The Daily suffers from several significant issues:
- The content is vapid. It’s as if someone took a look at USA Today and said, “Whoa! This is too intellectual.”
- It contains a lot of crap I don’t want. I’m not interested in women’s fashion or celebrity gossip. On the other hand, there’s not enough tech or business news. I’m not convinced that in 2011 it makes sense to program for an abstract general audience that doesn’t exist. News consumption is increasingly driven by friends and colleagues. The New York Times or the Post, with their long histories, have a chance (albeit slim) of using their editorial voices. Creating one from scratch seems like a Herculean challenge.
- It’s not timely. Although they claim that there will be more frequent updates for big events, the bulk of the content will be updated only once a day. In 2011, The Daily might as well be The Fortnightly.
- There is no interaction with reporters. Yes, reporters get things wrong. Just this week, David Pogue had an error in one of his columns. I tweeted the error to him, he responded and it was fixed in a few hours. The Daily doesn’t provide email addresses or Twitter handles of its contributors. There are no bios. These are things that most newspapers got right several years ago.

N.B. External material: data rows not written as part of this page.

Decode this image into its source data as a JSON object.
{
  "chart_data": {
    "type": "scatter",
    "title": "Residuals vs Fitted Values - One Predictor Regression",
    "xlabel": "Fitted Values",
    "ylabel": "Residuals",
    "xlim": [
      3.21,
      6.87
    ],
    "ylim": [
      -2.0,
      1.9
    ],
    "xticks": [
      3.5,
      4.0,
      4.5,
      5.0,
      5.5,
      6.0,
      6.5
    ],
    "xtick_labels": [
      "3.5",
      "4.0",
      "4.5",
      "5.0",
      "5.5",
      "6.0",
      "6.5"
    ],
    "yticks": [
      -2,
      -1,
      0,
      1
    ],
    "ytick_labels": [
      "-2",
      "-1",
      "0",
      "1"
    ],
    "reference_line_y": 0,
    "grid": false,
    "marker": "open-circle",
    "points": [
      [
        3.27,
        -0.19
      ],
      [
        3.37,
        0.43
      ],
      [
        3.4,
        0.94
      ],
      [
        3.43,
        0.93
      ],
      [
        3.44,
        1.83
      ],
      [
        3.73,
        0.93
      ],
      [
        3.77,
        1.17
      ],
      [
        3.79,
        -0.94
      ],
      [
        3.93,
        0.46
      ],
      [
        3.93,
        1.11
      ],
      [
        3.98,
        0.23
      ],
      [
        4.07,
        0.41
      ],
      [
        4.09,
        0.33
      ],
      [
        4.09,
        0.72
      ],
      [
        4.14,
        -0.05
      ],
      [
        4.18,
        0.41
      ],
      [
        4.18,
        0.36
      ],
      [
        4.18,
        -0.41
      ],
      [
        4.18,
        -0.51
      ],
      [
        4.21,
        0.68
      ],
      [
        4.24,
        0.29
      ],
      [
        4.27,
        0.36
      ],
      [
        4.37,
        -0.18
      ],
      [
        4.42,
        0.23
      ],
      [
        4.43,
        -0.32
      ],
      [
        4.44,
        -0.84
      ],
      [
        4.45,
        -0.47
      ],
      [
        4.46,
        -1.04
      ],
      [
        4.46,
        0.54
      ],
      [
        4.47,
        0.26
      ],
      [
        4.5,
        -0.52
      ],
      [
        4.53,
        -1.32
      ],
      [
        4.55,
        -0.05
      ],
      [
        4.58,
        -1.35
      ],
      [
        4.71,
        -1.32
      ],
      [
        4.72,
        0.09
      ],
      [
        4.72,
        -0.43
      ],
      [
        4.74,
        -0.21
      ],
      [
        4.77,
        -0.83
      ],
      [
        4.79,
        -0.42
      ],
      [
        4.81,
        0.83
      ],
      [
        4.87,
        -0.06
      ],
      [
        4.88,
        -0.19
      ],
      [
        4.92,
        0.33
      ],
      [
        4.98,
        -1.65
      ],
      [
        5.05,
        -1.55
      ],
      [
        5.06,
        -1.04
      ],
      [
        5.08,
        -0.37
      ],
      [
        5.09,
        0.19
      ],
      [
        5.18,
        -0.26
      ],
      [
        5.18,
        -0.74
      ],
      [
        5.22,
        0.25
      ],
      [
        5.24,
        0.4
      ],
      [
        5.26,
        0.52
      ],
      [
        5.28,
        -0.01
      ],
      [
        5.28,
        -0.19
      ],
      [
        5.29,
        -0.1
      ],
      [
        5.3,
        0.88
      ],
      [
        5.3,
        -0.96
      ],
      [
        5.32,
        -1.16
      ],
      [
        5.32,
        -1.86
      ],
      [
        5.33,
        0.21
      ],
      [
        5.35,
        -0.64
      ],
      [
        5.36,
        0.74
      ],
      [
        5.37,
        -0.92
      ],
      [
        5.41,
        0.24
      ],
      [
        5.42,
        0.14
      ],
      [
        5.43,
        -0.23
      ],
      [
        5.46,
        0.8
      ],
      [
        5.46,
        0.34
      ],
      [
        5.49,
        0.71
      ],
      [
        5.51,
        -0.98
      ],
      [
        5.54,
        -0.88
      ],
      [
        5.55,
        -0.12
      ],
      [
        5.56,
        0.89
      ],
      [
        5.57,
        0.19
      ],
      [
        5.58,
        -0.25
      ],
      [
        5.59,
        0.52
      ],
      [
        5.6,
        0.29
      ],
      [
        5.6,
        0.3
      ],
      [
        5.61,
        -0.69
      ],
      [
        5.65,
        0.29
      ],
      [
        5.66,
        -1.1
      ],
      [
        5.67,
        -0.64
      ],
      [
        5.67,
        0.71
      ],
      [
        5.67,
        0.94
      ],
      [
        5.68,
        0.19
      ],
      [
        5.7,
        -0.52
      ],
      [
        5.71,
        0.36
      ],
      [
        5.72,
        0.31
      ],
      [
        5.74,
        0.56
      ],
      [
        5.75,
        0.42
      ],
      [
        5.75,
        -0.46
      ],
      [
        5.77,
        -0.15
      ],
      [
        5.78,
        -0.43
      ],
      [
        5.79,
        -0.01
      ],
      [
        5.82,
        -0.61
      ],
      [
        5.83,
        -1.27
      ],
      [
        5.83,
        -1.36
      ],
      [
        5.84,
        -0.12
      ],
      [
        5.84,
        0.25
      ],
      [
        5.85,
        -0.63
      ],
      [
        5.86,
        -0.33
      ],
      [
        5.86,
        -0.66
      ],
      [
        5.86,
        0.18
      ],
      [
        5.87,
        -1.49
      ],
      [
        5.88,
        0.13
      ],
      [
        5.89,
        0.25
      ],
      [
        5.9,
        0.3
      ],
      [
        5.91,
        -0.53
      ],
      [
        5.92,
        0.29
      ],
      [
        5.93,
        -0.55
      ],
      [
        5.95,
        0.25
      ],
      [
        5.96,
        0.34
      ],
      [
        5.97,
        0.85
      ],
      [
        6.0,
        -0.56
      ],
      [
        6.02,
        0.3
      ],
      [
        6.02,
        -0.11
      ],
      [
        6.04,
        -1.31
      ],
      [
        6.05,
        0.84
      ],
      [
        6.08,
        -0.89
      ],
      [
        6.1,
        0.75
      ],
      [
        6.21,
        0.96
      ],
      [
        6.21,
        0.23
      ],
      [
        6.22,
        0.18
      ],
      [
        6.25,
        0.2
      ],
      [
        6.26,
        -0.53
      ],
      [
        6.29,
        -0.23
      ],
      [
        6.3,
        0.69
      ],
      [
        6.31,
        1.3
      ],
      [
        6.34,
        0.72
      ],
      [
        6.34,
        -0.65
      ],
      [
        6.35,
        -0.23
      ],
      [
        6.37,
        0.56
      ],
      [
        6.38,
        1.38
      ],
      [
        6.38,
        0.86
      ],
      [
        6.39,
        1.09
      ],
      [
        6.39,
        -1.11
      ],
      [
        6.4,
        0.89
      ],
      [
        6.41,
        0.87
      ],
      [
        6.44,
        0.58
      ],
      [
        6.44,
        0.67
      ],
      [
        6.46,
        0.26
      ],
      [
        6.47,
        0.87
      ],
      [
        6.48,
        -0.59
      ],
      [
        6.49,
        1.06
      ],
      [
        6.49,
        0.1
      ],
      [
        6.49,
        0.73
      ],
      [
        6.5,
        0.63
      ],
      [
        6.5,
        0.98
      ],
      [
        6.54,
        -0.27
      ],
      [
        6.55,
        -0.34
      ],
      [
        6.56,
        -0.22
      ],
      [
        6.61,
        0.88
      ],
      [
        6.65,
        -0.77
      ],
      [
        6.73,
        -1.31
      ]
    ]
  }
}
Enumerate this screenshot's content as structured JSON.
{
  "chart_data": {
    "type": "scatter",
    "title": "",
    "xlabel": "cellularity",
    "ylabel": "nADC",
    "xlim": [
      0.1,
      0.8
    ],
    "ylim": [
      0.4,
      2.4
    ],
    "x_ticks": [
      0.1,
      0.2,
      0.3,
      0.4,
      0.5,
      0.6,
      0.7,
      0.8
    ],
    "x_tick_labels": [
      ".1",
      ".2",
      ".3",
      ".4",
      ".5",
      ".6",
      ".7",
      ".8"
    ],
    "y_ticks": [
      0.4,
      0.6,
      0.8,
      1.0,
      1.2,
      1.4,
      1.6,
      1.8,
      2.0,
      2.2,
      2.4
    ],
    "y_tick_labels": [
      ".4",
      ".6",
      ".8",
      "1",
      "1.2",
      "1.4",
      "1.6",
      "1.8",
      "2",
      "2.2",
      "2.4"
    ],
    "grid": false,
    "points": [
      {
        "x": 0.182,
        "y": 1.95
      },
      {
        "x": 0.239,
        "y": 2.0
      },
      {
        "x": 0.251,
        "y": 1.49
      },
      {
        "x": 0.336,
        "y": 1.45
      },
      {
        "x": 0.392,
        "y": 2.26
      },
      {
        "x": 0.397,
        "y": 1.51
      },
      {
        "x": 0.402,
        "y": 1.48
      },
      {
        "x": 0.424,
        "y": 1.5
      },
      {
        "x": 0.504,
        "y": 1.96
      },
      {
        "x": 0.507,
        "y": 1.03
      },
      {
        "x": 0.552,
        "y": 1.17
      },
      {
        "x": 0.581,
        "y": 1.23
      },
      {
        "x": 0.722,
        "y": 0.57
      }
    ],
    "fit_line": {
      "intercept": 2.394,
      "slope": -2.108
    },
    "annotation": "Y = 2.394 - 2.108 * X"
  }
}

- There is no way to dig deep. A story about data consumption on cell phones caught my eye. But it was one paragraph. Clicking on it did nothing. Even 140-character Tweets often contain links. A movie review for Cold Weather made me interested enough to want to know when it was playing. Sorry, you can’t do that here.
- You can’t search. I wanted to tweet a story about Quora that I’d read. But there wasn’t an easy way for me to find it. I had to flip through every page, just like I would in a real newspaper. That’s ridiculous.
- Update: Exploding content. Can’t read the news today? Too bad, it goes away tomorrow. My hard work on yesterday’s crossword was wiped away when I launched the app this morning. With physical newspapers you can at least keep things around and until you want to get rid of them.
Despite its flaws, the bottom line is that The Daily is the best incarnation of an online newspaper I’ve seen. The question is how big is that market?
Estimates are that Murdoch is spending $500,000 a week for The Daily, or an annual budget of $26 million. While that’s tiny compared to traditional publishers, it’s gargantuan compared with funding that tech startups receive. Then there’s the $30 million already spent to get to launch.
Based on the proposed subscription price of $40/year and subtracting Apple’s cut, the venture would need to have about 930,000 subscribers to break even. As a print publication, that would make it the third largest paper in the country, behind the Journal and USA Today. Even if you assume that The Daily could make as much per user on advertising as it does on subscriptions, that’s 465,000 subs to break even. (For comparison, this assumption would also mean that The Daily makes more per user on advertising than the most successful Internet advertising company — Google.)
Those are huge numbers and I’m very skeptical that The Daily can do it.
Disclosure: I worked for washingtonpost.com from 1998-1999.
See also: Why iPad magazines aren’t selling well
I think you nail it when you say While that’s tiny compared to traditional publishers, it’s gargantuan compared with funding that tech startups receive.
The Daily is trying to create a new market, but it is doing so with high use of traditional industry skills. I thought radical innovation requires a team with a mix of experts and amateurs. I’m not sure they understand this. They need amateurs, i.e. ‘cool kids’, to run this.